Targeting tumor vasculature with polymer conjugates of angiogenesis inhibitors
Angiogenic Switch Using Rationally-Designed Theranostic Nanomedicines
Our research interests include investigations related to tumor biology, tumor dormancy, mechanism of action of angiogenesis inhibitors, self-assembly of polymeric architectures and novel approaches to target cancer. Throughout, we have maintained an interest in understanding the biological rationale for the design of polymer therapeutics suitable for transfer into clinical testing.
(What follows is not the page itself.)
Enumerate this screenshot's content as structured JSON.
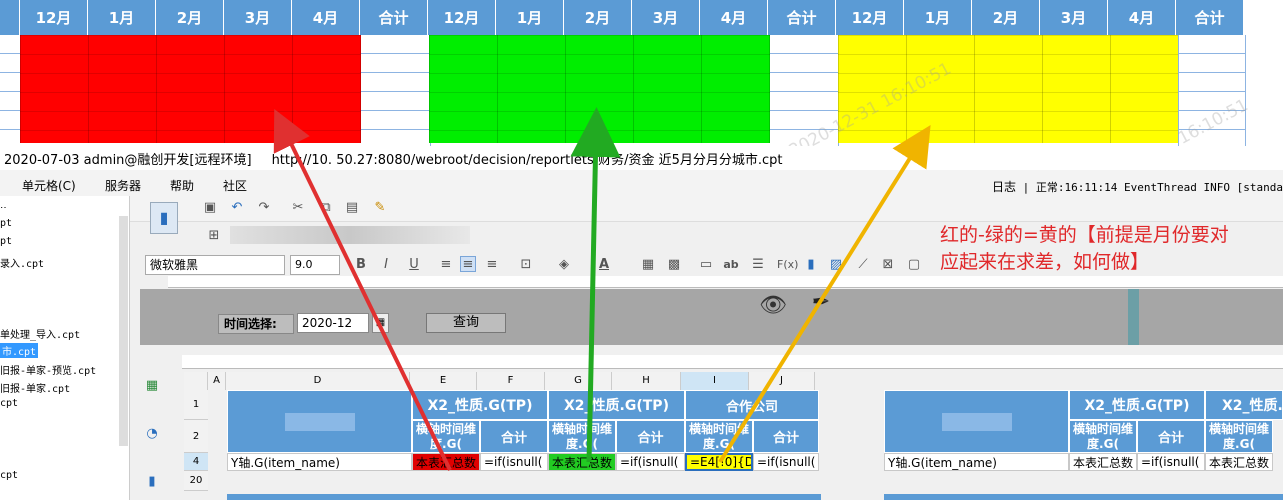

Our primary interests are the molecular basis of tumor angiogenesis and the rational design of polymer therapeutics. Our research includes identification and characterization of genes and microRNAs associated with the switch from a dormant avascular tumor phenotype to a fast-growing angiogenic tumor in human cancers and their corresponding mouse models. We focus on the design and characterization of novel drug delivery platforms, including dendrimers and hyperbranched polymer–based nanoparticles, and the design of highly-selective targeting molecules integrating biology, chemistry, protein engineering, computational approaches, material sciences and nanotechnology to selectively guide drugs into pathological sites. Our vision is that novel approaches to target anticancer, anti-angiogenic drugs, miRNA and siRNAs to endothelial and tumor cells to potentially treat angiogenesis-dependent diseases could transform cancer into a chronically-manageable disease.
Research methods used include sequencing, gene cloning, quantitative RT-PCR, immunofluorescence, cell culture, scanning electron microscopy, mass spectrometry, NMR, HPLC, in situ hybridization, bioinformatics, polymer chemistry, molecular imaging, angiogenesis assays, animal models of cancer (human xenografts in mice, syngeneic and transgenic mice models), pharmacokinetics and pharmacodynamics.